Il ragù mi piace tantissimo.
Il ragù è uno di quei piatti che fa subito comfort food.
Come il primo camembert di stagione, mi piace salutare l’autunno anche con un piatto di gnocchi con il ragù. Quel ragù dove poi fai scarpetta con il pane.
Accompagnato da un buon bicchiere di rosso corposo. Ed è subito domenica pomeriggio, ottobre, luce calda, una musica nostalgica ma melodiosa dallo stereo: potrebbe essere John Legend, con “Stay with you”, per esempio.
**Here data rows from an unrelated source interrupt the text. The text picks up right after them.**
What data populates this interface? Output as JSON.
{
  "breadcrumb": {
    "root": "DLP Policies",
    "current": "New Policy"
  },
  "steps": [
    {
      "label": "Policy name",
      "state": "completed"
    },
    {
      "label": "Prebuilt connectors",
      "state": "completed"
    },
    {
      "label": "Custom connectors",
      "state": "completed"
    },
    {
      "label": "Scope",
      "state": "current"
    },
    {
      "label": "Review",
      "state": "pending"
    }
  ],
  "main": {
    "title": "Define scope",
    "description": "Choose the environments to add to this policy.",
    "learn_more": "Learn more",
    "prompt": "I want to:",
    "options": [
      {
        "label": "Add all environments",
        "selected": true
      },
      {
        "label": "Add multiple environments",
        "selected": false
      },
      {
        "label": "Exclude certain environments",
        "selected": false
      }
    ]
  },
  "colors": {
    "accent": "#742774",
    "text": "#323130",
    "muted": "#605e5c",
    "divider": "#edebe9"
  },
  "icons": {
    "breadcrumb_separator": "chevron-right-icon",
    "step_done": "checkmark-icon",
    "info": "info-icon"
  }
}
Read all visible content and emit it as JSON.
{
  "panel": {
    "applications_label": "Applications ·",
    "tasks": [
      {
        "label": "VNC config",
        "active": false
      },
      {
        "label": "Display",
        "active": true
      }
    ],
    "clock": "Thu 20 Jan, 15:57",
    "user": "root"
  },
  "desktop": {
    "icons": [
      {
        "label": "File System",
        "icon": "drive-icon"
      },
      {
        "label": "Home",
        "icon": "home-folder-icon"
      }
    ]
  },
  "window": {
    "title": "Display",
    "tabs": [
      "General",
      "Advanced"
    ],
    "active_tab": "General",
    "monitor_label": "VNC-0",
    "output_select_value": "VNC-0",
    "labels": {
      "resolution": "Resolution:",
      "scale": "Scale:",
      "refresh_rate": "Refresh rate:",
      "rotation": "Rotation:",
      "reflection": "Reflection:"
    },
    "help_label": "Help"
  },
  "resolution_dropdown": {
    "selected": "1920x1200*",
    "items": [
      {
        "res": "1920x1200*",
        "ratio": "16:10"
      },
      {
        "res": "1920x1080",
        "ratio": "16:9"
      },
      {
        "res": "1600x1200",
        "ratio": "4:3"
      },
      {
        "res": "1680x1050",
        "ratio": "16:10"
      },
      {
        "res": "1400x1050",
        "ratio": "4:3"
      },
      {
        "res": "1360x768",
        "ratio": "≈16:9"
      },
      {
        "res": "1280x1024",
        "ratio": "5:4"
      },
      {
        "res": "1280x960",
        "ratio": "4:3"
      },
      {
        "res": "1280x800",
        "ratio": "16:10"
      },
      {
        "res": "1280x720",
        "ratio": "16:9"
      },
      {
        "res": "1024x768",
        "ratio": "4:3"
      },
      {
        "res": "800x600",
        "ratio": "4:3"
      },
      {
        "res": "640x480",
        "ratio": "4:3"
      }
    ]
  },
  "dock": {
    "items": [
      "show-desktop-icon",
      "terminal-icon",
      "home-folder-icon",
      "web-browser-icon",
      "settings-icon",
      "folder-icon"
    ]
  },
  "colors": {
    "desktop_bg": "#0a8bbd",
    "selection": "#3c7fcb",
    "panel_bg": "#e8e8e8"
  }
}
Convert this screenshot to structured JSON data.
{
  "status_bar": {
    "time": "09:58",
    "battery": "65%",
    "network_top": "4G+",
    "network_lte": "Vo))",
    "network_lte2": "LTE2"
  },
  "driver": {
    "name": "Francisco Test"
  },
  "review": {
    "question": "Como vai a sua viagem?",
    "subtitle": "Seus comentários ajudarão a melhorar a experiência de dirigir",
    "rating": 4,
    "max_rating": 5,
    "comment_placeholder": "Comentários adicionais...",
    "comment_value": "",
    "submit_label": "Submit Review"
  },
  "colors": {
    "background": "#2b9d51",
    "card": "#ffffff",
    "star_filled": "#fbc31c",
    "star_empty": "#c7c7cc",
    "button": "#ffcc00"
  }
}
Foglie gialle e rosse, cinema alla sera, plaid sul divano, film romantici, visti e seguiti solo per 15 minuti, che poi ci si assopisce stretti stretti, in un sonno pieno di sogni.
I gnocchi al ragù mi ricordano la mia nonna Vanda: è mancata anni fa, ma è bello poterla ritrovare nel quotidiano, nelle sue ricette, in piccoli gesti che mi riportano da lei, con lei, nella sua cucina.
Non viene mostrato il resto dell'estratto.